Survival following the diagnosis of brain metastasis is generally very short. Median survival after diagnosis of brain metastasis in this study was 3.6 months. Only 2 of 14 patients (14%) in our series survived over 8 months; One osteosarcoma patient surviving 30 months and one UPS patient surviving 47 months after their diagnosis of brain metastasis. In the large multicenter series by Chaigneau et al., the median overall survival was 2.7 months, and only 6.9% of their study group had an overall survival of more than 2 years, with the median survival in that group being 47 months. Several studies have shown a longer survival after brain involvement with alveolar soft parts sarcoma (ASPS)2,4,13 likely due to the slow but inexorable nature of this subtype of sarcoma. In our series there were however no cases of ASPS. The poor survival outcomes in this study mirror those in numerous other studies that document the grim prognosis that sarcomatous brain metastasis carry.1,5,13–15
This study does have several limitations. The size of the series is small, a limitation inherent to the study of this uncommon event. Only sarcomas arising from extremities and pelvis were included, thus possibly excluding anatomic sites with a higher incidence of central nervous system metastasis. Lastly, we included a diverse range of sarcomas. That said, this study does provide valuable contemporary data on the survival of this unique group of patients.
Conclusion
Sarcomatous brain metastases are a rare occurrence. Patients with extremity or trunk sarcoma who develop brain metastases most often demonstrated lung or bone involvement during the year prior. Patients with sarcoma brain metastasis do very poorly; with most patients succumbing very soon after diagnosis. Patients with cerebellar metastasis may have better survival than those with cerebral metastasis, and should be seriously considered for an aggressive treatment approach. Owing to the significance and grave prognosis associated with brain metastasis, our study supports formal radiological evaluation for brain metastasis in patients with a history of sarcoma with neurologic symptoms and especially those with established local or distant recurrence.
Footnotes
Contributorship: All authors of this original work have directly participated in its conception, and authorship. All authors have read and approved the final version submitted.
Conflict of interest: The author(s) declared no potential conflicts of interest with respect to the research, authorship, and/or publication of this article.

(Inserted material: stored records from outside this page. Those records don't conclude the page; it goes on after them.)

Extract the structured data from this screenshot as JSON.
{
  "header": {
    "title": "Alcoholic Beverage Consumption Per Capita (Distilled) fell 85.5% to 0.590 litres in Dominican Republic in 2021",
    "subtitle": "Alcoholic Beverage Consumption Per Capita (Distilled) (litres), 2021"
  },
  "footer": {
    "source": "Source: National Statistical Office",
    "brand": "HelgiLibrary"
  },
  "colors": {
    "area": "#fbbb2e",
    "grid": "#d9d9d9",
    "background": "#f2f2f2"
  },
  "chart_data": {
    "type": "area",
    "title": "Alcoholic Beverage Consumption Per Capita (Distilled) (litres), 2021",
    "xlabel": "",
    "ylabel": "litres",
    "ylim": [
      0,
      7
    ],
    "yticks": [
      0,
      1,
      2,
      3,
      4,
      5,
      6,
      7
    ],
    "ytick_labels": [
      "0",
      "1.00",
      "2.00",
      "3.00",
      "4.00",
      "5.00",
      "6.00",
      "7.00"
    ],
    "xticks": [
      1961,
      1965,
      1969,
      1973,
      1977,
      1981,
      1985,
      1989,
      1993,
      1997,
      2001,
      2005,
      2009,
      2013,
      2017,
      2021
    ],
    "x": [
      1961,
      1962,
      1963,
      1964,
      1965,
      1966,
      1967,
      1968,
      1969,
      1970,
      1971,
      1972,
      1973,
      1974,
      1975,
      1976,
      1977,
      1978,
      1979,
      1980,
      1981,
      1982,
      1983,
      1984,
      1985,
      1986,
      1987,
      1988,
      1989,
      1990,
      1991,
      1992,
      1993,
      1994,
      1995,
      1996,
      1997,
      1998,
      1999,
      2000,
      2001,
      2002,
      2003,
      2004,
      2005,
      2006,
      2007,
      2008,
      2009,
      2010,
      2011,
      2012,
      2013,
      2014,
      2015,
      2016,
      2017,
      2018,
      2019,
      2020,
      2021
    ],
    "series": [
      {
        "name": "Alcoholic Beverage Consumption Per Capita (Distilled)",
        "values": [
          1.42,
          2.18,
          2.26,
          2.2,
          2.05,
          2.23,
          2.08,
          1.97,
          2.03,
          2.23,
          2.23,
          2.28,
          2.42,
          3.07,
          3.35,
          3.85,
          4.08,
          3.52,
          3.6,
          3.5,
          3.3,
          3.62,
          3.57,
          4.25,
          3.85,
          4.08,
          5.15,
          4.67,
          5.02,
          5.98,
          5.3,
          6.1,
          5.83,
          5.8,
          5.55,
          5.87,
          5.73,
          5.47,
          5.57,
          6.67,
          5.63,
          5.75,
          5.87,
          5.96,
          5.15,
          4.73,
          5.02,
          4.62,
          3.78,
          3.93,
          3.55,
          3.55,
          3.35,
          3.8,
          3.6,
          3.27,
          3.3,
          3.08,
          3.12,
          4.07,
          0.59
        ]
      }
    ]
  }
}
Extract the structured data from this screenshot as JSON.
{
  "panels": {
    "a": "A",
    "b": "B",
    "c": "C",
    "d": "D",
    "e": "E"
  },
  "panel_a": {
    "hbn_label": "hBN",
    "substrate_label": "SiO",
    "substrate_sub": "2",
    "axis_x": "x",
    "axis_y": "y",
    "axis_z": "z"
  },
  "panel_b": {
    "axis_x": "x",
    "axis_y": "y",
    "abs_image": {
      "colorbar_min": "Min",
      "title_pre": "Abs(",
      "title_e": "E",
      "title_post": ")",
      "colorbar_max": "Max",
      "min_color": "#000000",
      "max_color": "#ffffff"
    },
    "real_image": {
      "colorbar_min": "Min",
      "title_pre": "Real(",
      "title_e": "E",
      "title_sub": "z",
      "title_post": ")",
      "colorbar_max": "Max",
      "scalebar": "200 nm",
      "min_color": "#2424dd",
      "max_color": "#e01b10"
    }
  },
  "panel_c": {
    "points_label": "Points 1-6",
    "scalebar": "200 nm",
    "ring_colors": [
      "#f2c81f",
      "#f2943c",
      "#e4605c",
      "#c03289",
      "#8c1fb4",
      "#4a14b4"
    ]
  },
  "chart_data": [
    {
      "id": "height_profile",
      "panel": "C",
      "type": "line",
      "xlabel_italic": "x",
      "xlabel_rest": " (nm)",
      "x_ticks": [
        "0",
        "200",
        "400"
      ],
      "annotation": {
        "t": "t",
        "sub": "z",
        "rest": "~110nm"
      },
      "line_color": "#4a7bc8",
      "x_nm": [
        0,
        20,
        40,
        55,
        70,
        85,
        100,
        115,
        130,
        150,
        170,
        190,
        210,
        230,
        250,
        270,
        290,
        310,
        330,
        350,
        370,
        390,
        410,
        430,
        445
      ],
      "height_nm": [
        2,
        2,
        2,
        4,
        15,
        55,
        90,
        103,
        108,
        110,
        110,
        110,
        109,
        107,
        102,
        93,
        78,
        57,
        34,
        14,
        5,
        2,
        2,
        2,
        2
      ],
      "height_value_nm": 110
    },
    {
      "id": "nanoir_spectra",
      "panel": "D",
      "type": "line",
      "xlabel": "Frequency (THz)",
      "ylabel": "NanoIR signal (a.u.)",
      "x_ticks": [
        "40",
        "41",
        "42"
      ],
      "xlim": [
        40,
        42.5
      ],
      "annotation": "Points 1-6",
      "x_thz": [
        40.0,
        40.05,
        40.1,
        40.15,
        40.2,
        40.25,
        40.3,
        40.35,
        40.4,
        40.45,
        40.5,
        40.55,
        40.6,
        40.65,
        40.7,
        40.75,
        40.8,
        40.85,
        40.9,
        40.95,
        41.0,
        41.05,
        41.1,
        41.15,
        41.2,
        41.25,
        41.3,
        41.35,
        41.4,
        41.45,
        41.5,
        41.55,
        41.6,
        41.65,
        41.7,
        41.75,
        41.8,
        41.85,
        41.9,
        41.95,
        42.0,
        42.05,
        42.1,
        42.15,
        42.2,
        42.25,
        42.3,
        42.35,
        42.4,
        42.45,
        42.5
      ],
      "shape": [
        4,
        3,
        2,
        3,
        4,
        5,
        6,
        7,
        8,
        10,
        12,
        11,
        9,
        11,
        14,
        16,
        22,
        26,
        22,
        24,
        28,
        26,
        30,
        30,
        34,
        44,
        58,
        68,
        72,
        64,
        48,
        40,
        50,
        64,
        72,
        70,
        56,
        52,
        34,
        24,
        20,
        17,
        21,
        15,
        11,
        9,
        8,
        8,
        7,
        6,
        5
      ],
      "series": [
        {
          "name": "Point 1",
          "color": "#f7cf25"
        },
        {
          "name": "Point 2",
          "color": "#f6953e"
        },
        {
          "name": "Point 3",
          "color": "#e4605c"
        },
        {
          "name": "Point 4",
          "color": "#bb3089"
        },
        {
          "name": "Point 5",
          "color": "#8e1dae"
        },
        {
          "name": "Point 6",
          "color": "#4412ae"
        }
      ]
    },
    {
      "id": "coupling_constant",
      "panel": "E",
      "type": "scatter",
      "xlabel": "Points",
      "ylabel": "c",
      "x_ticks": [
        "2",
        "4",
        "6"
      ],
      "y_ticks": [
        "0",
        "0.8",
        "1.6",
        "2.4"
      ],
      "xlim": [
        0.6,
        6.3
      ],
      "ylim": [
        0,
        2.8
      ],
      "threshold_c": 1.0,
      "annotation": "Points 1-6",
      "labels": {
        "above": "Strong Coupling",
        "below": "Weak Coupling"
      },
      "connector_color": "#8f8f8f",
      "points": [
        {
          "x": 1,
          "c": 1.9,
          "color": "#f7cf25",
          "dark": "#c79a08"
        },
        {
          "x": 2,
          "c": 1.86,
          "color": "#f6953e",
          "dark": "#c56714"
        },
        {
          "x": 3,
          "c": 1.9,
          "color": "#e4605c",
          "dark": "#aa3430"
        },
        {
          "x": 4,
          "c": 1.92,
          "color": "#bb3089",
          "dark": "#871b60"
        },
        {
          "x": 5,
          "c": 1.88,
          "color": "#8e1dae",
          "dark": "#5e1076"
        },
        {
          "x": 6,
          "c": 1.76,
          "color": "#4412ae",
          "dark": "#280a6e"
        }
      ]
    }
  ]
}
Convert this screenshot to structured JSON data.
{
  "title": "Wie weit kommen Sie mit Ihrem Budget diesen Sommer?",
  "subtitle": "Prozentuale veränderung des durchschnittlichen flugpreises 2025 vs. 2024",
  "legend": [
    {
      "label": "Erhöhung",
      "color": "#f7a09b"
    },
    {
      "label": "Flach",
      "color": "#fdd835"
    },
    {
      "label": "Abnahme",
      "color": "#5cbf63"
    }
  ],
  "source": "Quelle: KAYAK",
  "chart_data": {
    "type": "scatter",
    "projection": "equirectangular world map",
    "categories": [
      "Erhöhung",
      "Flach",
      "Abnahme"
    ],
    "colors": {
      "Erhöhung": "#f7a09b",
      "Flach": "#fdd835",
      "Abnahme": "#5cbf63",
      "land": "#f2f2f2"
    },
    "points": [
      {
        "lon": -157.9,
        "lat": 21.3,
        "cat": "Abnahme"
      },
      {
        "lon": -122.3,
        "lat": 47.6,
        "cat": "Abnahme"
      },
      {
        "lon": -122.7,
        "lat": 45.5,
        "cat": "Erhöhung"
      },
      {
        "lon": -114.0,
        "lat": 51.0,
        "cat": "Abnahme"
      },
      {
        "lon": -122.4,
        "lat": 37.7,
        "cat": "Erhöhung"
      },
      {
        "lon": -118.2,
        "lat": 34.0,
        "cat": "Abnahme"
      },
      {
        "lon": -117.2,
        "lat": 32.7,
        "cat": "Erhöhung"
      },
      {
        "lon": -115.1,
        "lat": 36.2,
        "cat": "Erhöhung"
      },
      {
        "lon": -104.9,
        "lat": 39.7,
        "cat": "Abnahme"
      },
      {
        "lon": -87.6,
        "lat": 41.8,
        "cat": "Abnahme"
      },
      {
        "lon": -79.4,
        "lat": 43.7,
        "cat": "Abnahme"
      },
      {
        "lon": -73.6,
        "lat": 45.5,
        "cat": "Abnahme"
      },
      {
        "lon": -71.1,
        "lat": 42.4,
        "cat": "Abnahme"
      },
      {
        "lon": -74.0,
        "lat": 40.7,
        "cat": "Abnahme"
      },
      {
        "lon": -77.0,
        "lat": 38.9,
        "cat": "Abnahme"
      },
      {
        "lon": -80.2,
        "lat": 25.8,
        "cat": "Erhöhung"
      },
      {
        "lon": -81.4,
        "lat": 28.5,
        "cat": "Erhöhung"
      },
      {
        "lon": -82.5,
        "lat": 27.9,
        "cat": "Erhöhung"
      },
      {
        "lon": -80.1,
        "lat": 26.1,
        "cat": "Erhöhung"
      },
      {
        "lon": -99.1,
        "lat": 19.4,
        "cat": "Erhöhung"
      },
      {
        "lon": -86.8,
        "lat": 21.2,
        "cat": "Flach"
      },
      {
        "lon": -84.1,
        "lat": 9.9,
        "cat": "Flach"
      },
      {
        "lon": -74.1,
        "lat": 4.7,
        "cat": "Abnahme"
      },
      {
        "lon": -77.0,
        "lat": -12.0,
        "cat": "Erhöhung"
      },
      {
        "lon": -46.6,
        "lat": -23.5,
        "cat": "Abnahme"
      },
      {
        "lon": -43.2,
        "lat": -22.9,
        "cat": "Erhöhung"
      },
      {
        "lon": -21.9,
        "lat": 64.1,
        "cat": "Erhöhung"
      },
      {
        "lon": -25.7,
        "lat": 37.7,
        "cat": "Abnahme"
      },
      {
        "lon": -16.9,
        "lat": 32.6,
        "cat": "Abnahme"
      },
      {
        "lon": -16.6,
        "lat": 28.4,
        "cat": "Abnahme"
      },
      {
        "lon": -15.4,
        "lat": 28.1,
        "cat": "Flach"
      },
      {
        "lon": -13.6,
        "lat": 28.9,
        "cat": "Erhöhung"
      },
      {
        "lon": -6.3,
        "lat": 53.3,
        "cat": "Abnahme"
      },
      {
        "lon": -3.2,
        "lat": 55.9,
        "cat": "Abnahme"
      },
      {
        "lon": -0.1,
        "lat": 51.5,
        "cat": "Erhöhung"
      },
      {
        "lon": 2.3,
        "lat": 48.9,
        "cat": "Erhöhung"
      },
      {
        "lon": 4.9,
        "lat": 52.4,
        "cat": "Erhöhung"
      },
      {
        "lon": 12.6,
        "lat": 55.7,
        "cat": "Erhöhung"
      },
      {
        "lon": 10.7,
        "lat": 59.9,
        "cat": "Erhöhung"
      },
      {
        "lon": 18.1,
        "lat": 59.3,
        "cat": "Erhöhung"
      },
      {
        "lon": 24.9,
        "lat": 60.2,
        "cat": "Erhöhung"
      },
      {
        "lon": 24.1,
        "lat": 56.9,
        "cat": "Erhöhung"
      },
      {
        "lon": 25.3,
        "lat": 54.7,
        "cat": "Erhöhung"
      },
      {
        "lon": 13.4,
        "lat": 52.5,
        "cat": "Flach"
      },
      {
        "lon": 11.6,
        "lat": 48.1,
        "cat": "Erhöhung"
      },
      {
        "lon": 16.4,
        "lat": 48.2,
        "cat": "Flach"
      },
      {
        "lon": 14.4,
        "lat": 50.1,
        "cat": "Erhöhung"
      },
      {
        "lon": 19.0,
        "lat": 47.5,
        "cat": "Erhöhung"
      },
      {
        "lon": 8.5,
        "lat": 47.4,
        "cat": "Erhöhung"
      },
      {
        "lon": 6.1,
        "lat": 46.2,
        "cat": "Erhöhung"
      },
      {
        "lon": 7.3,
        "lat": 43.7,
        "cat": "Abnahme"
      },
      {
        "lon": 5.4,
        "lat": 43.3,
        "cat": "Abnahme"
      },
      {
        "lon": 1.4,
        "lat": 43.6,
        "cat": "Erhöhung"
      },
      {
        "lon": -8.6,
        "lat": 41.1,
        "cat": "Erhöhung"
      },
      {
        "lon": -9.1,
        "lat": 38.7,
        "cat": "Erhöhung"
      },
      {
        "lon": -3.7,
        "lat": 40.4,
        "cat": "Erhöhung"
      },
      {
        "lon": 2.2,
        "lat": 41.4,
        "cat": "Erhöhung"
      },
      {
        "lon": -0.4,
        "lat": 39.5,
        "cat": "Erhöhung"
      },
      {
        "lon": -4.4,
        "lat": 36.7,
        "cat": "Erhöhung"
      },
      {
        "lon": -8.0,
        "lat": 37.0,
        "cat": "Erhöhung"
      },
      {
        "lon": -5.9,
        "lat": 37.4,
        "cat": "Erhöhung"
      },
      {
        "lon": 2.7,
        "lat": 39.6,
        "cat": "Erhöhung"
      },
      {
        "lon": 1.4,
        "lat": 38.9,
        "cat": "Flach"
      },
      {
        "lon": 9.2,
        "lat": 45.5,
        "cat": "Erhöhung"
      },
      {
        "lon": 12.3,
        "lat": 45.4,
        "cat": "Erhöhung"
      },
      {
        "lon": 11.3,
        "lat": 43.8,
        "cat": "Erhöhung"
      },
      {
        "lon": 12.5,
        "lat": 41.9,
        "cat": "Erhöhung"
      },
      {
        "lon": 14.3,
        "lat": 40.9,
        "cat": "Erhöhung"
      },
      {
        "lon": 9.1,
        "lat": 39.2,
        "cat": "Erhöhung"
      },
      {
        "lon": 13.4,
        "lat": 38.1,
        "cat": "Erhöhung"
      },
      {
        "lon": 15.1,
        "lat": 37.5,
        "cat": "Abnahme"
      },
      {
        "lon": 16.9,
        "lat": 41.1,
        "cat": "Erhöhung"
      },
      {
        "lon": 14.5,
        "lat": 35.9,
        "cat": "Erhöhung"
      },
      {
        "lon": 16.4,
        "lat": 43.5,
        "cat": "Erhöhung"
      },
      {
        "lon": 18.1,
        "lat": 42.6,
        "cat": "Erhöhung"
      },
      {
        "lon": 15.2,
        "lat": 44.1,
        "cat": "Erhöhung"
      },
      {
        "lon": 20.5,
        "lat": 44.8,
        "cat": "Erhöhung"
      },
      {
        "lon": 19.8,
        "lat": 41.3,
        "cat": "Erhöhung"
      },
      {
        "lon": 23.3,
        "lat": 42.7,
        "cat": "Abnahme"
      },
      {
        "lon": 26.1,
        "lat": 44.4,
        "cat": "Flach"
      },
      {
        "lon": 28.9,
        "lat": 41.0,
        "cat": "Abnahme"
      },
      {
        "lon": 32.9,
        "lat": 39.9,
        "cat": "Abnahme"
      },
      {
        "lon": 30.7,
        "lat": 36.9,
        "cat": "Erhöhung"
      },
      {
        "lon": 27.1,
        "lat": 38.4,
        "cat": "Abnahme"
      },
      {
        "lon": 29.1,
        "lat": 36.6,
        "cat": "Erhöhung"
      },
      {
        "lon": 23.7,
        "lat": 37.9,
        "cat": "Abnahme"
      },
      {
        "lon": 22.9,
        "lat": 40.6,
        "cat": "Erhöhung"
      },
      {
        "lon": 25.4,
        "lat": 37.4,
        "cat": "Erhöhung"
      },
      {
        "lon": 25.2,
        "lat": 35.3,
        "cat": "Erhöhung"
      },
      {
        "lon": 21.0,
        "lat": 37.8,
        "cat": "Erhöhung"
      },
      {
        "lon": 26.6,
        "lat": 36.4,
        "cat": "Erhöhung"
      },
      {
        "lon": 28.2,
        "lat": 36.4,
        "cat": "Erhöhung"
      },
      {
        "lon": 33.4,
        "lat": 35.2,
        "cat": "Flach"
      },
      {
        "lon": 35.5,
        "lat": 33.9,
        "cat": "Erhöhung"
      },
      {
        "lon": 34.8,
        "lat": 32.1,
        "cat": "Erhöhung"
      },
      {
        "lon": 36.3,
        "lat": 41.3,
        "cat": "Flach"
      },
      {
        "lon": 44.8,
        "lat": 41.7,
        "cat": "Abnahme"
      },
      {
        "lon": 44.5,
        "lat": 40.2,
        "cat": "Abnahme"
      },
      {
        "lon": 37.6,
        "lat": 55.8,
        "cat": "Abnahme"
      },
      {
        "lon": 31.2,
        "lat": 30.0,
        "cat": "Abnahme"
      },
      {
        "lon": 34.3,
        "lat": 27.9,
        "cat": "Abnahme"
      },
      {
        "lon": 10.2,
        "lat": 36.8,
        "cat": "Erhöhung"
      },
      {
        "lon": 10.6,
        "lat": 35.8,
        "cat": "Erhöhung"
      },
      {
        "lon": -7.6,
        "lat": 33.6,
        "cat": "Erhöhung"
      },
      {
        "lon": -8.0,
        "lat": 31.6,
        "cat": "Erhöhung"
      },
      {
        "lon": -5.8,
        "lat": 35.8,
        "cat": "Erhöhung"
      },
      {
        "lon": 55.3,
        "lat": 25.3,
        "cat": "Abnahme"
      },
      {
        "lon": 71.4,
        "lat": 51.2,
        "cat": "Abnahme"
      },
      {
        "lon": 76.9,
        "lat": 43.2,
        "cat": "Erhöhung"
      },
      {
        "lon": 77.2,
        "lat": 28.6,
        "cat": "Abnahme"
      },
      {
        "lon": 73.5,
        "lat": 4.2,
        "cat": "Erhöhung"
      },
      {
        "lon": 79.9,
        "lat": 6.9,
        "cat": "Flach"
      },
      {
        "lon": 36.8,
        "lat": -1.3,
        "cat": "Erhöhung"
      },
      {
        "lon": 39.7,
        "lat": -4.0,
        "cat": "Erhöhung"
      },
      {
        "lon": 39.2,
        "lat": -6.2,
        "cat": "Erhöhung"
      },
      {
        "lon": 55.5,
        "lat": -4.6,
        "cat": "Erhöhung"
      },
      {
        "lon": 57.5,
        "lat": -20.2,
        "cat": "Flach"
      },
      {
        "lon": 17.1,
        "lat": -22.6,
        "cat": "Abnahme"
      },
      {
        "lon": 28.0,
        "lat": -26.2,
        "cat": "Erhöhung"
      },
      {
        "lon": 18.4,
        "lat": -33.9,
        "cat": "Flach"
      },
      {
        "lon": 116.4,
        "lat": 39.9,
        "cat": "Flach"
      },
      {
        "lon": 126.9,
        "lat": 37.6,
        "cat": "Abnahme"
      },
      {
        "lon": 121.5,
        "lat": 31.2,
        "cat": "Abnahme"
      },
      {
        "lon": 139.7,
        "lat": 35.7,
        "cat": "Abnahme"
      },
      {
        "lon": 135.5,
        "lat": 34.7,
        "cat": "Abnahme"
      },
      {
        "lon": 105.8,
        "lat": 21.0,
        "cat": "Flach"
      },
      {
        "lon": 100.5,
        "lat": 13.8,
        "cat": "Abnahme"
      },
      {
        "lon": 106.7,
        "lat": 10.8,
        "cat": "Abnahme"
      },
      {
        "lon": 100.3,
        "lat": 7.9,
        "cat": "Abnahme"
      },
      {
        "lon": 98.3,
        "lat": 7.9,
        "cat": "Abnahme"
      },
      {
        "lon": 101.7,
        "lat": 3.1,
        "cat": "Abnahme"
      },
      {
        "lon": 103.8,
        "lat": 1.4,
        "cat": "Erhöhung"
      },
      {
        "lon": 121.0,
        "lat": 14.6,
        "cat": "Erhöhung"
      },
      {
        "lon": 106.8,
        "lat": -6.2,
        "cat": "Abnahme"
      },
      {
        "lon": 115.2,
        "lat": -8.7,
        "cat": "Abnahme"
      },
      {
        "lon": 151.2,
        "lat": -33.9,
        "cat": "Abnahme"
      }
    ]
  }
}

Ethical approval: Approval was obtained from the Unversity of Florida institutional review board for this study. Approval number IRB201400812.
Funding: The author(s) received no financial support for the research, authorship, and/or publication of this article.
Informed consent: Written patient informed consent is required to publish case reports or case series in Rare Tumors. Please also refer to the ICMJE Recommendations for the Protection of Research Participants.